CANTE PARA MIM


Estava escuro! Há muito estava assim. Não se lembrava da última vez em que vira o sol, ou que soube identificar os dias, ou ainda que vira coisas além daqueles muros e dos seus objetos companheiros.

Como um gesto automático, deslizou os dedos em farelos para a simples caixinha de música. O som já não era tão nítido como no primeiro dia e nem a pequena bailarina que, apesar de não cansar de girar, estava tão empoeirada quanto a dona que a estava a carregar.

Apertou bem os olhos e pôde, mais uma vez, reviver aqueles tempos. Aqueles bons tempos em que nada mais importava, que não a competição de inverno do ballet. Podia ouvir a música de fundo que dava início a coreografia. Começaria com um Frappé, logo seguido por um Jeté, sempre mantendo a graça e a fluidez para finalmente executar o Rond de jambé e finalizando num Adagio. O equilíbrio corporal era essencial, incluindo a perfeita distribuição das forças interna e externa, fazendo com que ambas trabalhassem em perfeita harmonia a favorecer sua executora. No entanto, algo se perdia no compasso. A música estava a desafinar em determinado ponto e, após isso, a fazia despertar com um forte soluço.

Em câmera lenta, ao sentir a fraqueza de seu punho esquerdo e dedos, observou a caixinha cair ao chão. Parecia o fim até que se deparou com o segundo objeto a lhe acompanhar. Não era algo tão gracioso quanto uma bailarina ao som de uma música com fortes acordes que começavam felizes, até o momento do destoar. Tratava-se de um dente já coberto pelo amarelo do tempo. Quanto tempo havia se passado, afinal?

Ao fechar os olhos pôde se lembrar de uma cálida senhora raquítica, sempre iluminada, que lhe pegava pela mão e contava histórias todas as noites ao dormir. Naquela noite, em especial, um dente havia caído e a senhora fulgurante lhe disse para colocar embaixo do travesseiro. Ao repousar o cansado crânio, se colocava a sonhar com dias bons, com festas, fantasias e música. Aquela música feliz. Sabia que a fada estava para lhe visitar e lhe presentear pela oferta deixada. Porém, os acordes mudaram. O sonho se tornou pesado, até não poder sustenta-lo. No susto, despertou e o dente se perdeu.
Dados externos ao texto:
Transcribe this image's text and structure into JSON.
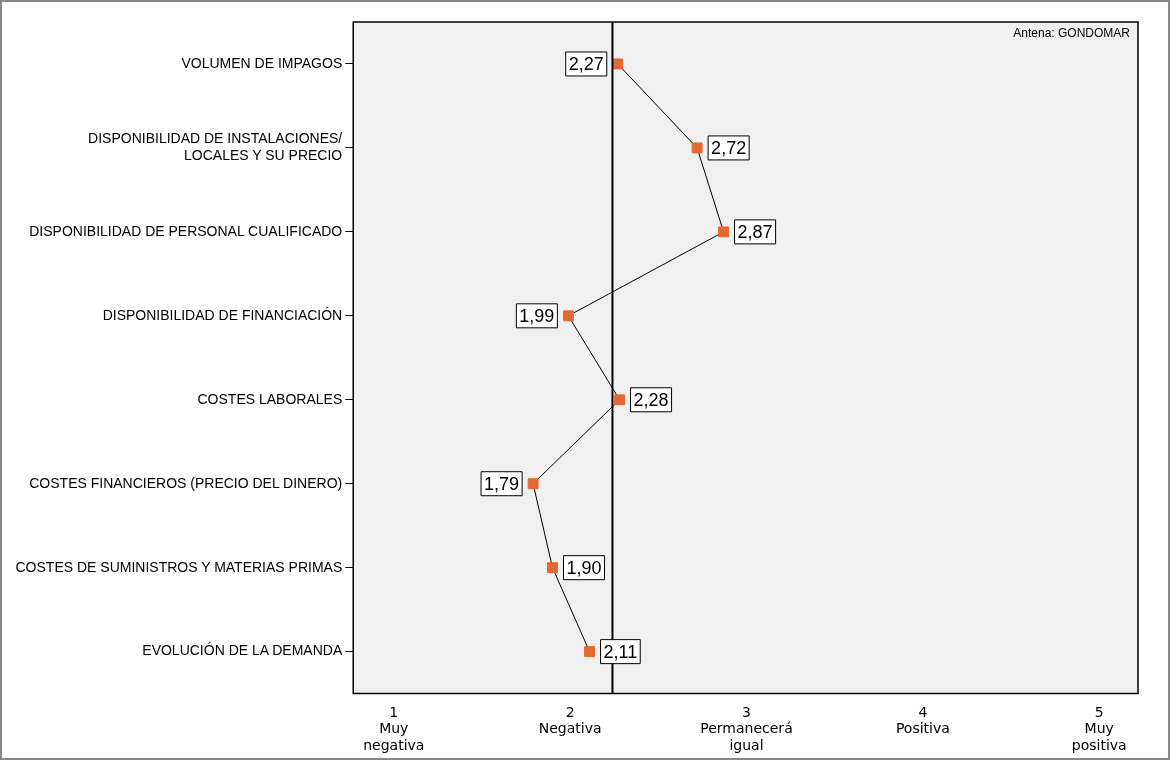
{
  "chart_data": {
    "type": "line",
    "orientation": "horizontal",
    "categories": [
      "VOLUMEN DE IMPAGOS",
      "DISPONIBILIDAD DE INSTALACIONES/\nLOCALES Y SU PRECIO",
      "DISPONIBILIDAD DE PERSONAL CUALIFICADO",
      "DISPONIBILIDAD DE FINANCIACIÓN",
      "COSTES LABORALES",
      "COSTES FINANCIEROS (PRECIO DEL DINERO)",
      "COSTES DE SUMINISTROS Y MATERIAS PRIMAS",
      "EVOLUCIÓN DE LA DEMANDA"
    ],
    "series": [
      {
        "color": "#e2692f",
        "values": [
          2.27,
          2.72,
          2.87,
          1.99,
          2.28,
          1.79,
          1.9,
          2.11
        ],
        "value_labels": [
          "2,27",
          "2,72",
          "2,87",
          "1,99",
          "2,28",
          "1,79",
          "1,90",
          "2,11"
        ]
      }
    ],
    "xlim": [
      0.77,
      5.22
    ],
    "xticks": [
      {
        "value": 1,
        "label": "1\nMuy\nnegativa"
      },
      {
        "value": 2,
        "label": "2\nNegativa"
      },
      {
        "value": 3,
        "label": "3\nPermanecerá\nigual"
      },
      {
        "value": 4,
        "label": "4\nPositiva"
      },
      {
        "value": 5,
        "label": "5\nMuy\npositiva"
      }
    ],
    "ref_lines": [
      {
        "axis": "x",
        "value": 2.24,
        "color": "#000000"
      }
    ],
    "annotations": [
      "Antena: GONDOMAR"
    ],
    "marker": "square",
    "line_style": "solid",
    "grid": false,
    "legend": false
  }
}
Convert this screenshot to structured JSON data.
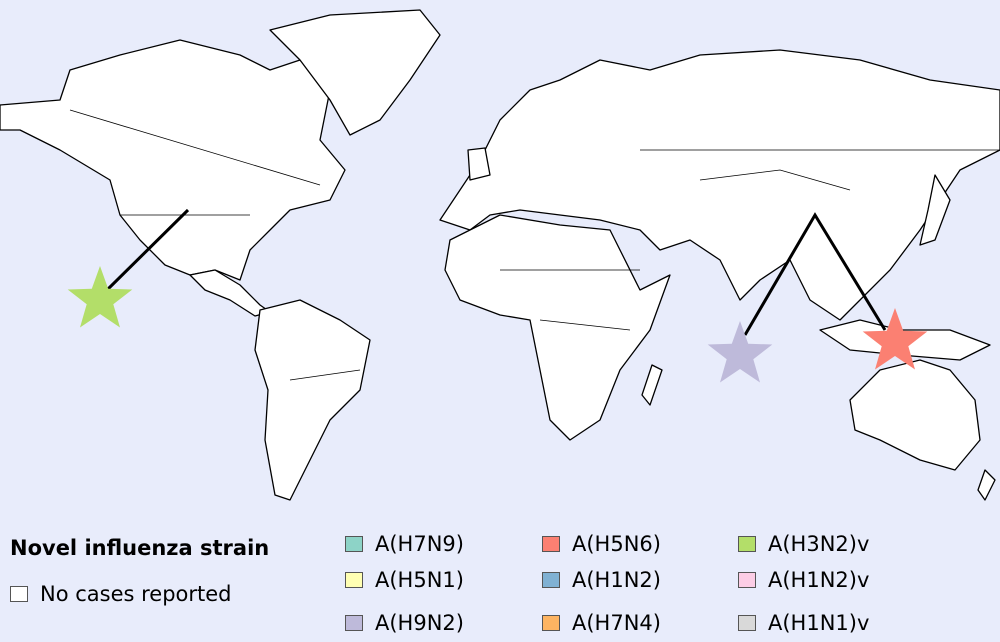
{
  "legend": {
    "title": "Novel influenza strain",
    "no_cases": {
      "label": "No cases reported",
      "color": "#ffffff"
    },
    "items": [
      {
        "label": "A(H7N9)",
        "color": "#8dd3c7"
      },
      {
        "label": "A(H5N1)",
        "color": "#ffffb3"
      },
      {
        "label": "A(H9N2)",
        "color": "#bebada"
      },
      {
        "label": "A(H5N6)",
        "color": "#fb8072"
      },
      {
        "label": "A(H1N2)",
        "color": "#80b1d3"
      },
      {
        "label": "A(H7N4)",
        "color": "#fdb462"
      },
      {
        "label": "A(H3N2)v",
        "color": "#b3de69"
      },
      {
        "label": "A(H1N2)v",
        "color": "#fccde5"
      },
      {
        "label": "A(H1N1)v",
        "color": "#d9d9d9"
      }
    ]
  },
  "markers": [
    {
      "strain": "A(H3N2)v",
      "location": "United States",
      "color": "#b3de69"
    },
    {
      "strain": "A(H9N2)",
      "location": "China",
      "color": "#bebada"
    },
    {
      "strain": "A(H5N6)",
      "location": "China",
      "color": "#fb8072"
    }
  ],
  "colors": {
    "ocean": "#e8ecfb",
    "land": "#ffffff"
  }
}
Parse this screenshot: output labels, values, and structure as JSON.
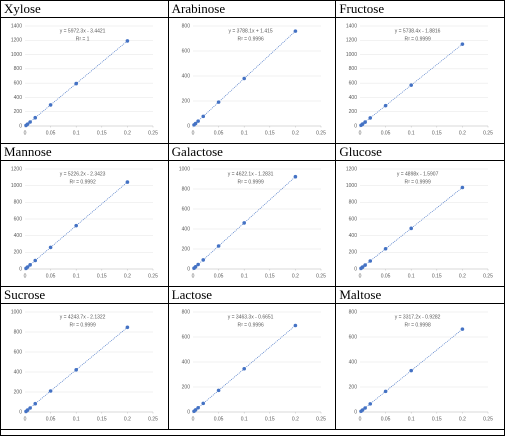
{
  "chart_data": [
    {
      "type": "scatter",
      "title": "Xylose",
      "x": [
        0.002,
        0.005,
        0.01,
        0.02,
        0.05,
        0.1,
        0.2
      ],
      "values": [
        8,
        26,
        56,
        116,
        295,
        594,
        1191
      ],
      "color": "#4472c4",
      "trendline": {
        "label": "y = 5972.3x - 3.4421",
        "slope": 5972.3,
        "intercept": -3.4421
      },
      "r2_label": "R² = 1",
      "xlim": [
        0,
        0.25
      ],
      "xticks": [
        0,
        0.05,
        0.1,
        0.15,
        0.2,
        0.25
      ],
      "ylim": [
        0,
        1400
      ],
      "yticks": [
        0,
        200,
        400,
        600,
        800,
        1000,
        1200,
        1400
      ],
      "grid": true
    },
    {
      "type": "scatter",
      "title": "Arabinose",
      "x": [
        0.002,
        0.005,
        0.01,
        0.02,
        0.05,
        0.1,
        0.2
      ],
      "values": [
        9,
        20,
        39,
        77,
        191,
        380,
        759
      ],
      "color": "#4472c4",
      "trendline": {
        "label": "y = 3788.1x + 1.415",
        "slope": 3788.1,
        "intercept": 1.415
      },
      "r2_label": "R² = 0.9996",
      "xlim": [
        0,
        0.25
      ],
      "xticks": [
        0,
        0.05,
        0.1,
        0.15,
        0.2,
        0.25
      ],
      "ylim": [
        0,
        800
      ],
      "yticks": [
        0,
        200,
        400,
        600,
        800
      ],
      "grid": true
    },
    {
      "type": "scatter",
      "title": "Fructose",
      "x": [
        0.002,
        0.005,
        0.01,
        0.02,
        0.05,
        0.1,
        0.2
      ],
      "values": [
        10,
        27,
        55,
        113,
        285,
        572,
        1146
      ],
      "color": "#4472c4",
      "trendline": {
        "label": "y = 5738.4x - 1.8816",
        "slope": 5738.4,
        "intercept": -1.8816
      },
      "r2_label": "R² = 0.9999",
      "xlim": [
        0,
        0.25
      ],
      "xticks": [
        0,
        0.05,
        0.1,
        0.15,
        0.2,
        0.25
      ],
      "ylim": [
        0,
        1400
      ],
      "yticks": [
        0,
        200,
        400,
        600,
        800,
        1000,
        1200,
        1400
      ],
      "grid": true
    },
    {
      "type": "scatter",
      "title": "Mannose",
      "x": [
        0.002,
        0.005,
        0.01,
        0.02,
        0.05,
        0.1,
        0.2
      ],
      "values": [
        8,
        24,
        50,
        102,
        259,
        520,
        1043
      ],
      "color": "#4472c4",
      "trendline": {
        "label": "y = 5226.2x - 2.3423",
        "slope": 5226.2,
        "intercept": -2.3423
      },
      "r2_label": "R² = 0.9992",
      "xlim": [
        0,
        0.25
      ],
      "xticks": [
        0,
        0.05,
        0.1,
        0.15,
        0.2,
        0.25
      ],
      "ylim": [
        0,
        1200
      ],
      "yticks": [
        0,
        200,
        400,
        600,
        800,
        1000,
        1200
      ],
      "grid": true
    },
    {
      "type": "scatter",
      "title": "Galactose",
      "x": [
        0.002,
        0.005,
        0.01,
        0.02,
        0.05,
        0.1,
        0.2
      ],
      "values": [
        8,
        22,
        45,
        91,
        230,
        461,
        923
      ],
      "color": "#4472c4",
      "trendline": {
        "label": "y = 4622.1x - 1.2831",
        "slope": 4622.1,
        "intercept": -1.2831
      },
      "r2_label": "R² = 0.9999",
      "xlim": [
        0,
        0.25
      ],
      "xticks": [
        0,
        0.05,
        0.1,
        0.15,
        0.2,
        0.25
      ],
      "ylim": [
        0,
        1000
      ],
      "yticks": [
        0,
        200,
        400,
        600,
        800,
        1000
      ],
      "grid": true
    },
    {
      "type": "scatter",
      "title": "Glucose",
      "x": [
        0.002,
        0.005,
        0.01,
        0.02,
        0.05,
        0.1,
        0.2
      ],
      "values": [
        8,
        23,
        47,
        96,
        243,
        488,
        978
      ],
      "color": "#4472c4",
      "trendline": {
        "label": "y = 4898x - 1.5907",
        "slope": 4898,
        "intercept": -1.5907
      },
      "r2_label": "R² = 0.9999",
      "xlim": [
        0,
        0.25
      ],
      "xticks": [
        0,
        0.05,
        0.1,
        0.15,
        0.2,
        0.25
      ],
      "ylim": [
        0,
        1200
      ],
      "yticks": [
        0,
        200,
        400,
        600,
        800,
        1000,
        1200
      ],
      "grid": true
    },
    {
      "type": "scatter",
      "title": "Sucrose",
      "x": [
        0.002,
        0.005,
        0.01,
        0.02,
        0.05,
        0.1,
        0.2
      ],
      "values": [
        6,
        19,
        40,
        83,
        210,
        422,
        847
      ],
      "color": "#4472c4",
      "trendline": {
        "label": "y = 4243.7x - 2.1322",
        "slope": 4243.7,
        "intercept": -2.1322
      },
      "r2_label": "R² = 0.9999",
      "xlim": [
        0,
        0.25
      ],
      "xticks": [
        0,
        0.05,
        0.1,
        0.15,
        0.2,
        0.25
      ],
      "ylim": [
        0,
        1000
      ],
      "yticks": [
        0,
        200,
        400,
        600,
        800,
        1000
      ],
      "grid": true
    },
    {
      "type": "scatter",
      "title": "Lactose",
      "x": [
        0.002,
        0.005,
        0.01,
        0.02,
        0.05,
        0.1,
        0.2
      ],
      "values": [
        6,
        17,
        34,
        69,
        173,
        346,
        692
      ],
      "color": "#4472c4",
      "trendline": {
        "label": "y = 3463.3x - 0.6651",
        "slope": 3463.3,
        "intercept": -0.6651
      },
      "r2_label": "R² = 0.9996",
      "xlim": [
        0,
        0.25
      ],
      "xticks": [
        0,
        0.05,
        0.1,
        0.15,
        0.2,
        0.25
      ],
      "ylim": [
        0,
        800
      ],
      "yticks": [
        0,
        200,
        400,
        600,
        800
      ],
      "grid": true
    },
    {
      "type": "scatter",
      "title": "Maltose",
      "x": [
        0.002,
        0.005,
        0.01,
        0.02,
        0.05,
        0.1,
        0.2
      ],
      "values": [
        6,
        16,
        32,
        65,
        165,
        331,
        663
      ],
      "color": "#4472c4",
      "trendline": {
        "label": "y = 3317.2x - 0.9282",
        "slope": 3317.2,
        "intercept": -0.9282
      },
      "r2_label": "R² = 0.9998",
      "xlim": [
        0,
        0.25
      ],
      "xticks": [
        0,
        0.05,
        0.1,
        0.15,
        0.2,
        0.25
      ],
      "ylim": [
        0,
        800
      ],
      "yticks": [
        0,
        200,
        400,
        600,
        800
      ],
      "grid": true
    }
  ]
}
Ainda se lembrava daquela voz que lhe cantava e lhe dizia para caminhar ao seu lado. O mesmo que substituía seus sonhos com a vida passada. Seu rosto era a escuridão, assim como aquele lugar... Assim como aquele crânio que jazia há tempos. Pegando o objeto em questão, pôde se lembrar da visita do anjo. Sua música era suave, como as plumas que estavam a lhe enfeitar as asas. Suas luzes reluziam, porém seu semblante era cadavérico. O ouvia cantar e lhe chamar. Lhe cantar e lhe chamar. Lhe cantar e...

Madalena, venha! Cante para mim!

Foi no despertar enfim que percebeu que aquela escuridão estava dentro de si. Cada parte do seu ser ansiava por ouvir aquele anjo da música que estava presente em todos os âmbitos de sua vida.

O ballet já não era suficiente.

Acreditar na fada do dente não lhe preenchia o ser.

A visão da morte lhe parecia mais viva do que qualquer outra vida.

Madalena, venha!

Foi quando decidi ir e me deixar carregar por suas asas e me perder em sua infinita escuridão. Infinita?

Não era a estação gélida que eu sentia. Seu corpo era quente como a brisa do verão mais ardente. Sua melodia não poderia ser mais fluída e seus gestos mais rítmicos. Não havia qualquer movimento do ballet que se poderia comparar. A cada gemido em acordes eu obtinha a certeza de que escolhera bem. Eu estava a me perder na escuridão de sua alma que se colocava a me envolver por completo, em uníssono, com seus lábios e corpo espectral.    

Ao fundo, pude ouvir o choro melodioso de uma nova vida a romper a escuridão e me abarcar de paz. Seria uma criança humana ou seria um anjo?  Alguém vivo, de fato, assim como eu. Era o meu anjo de música.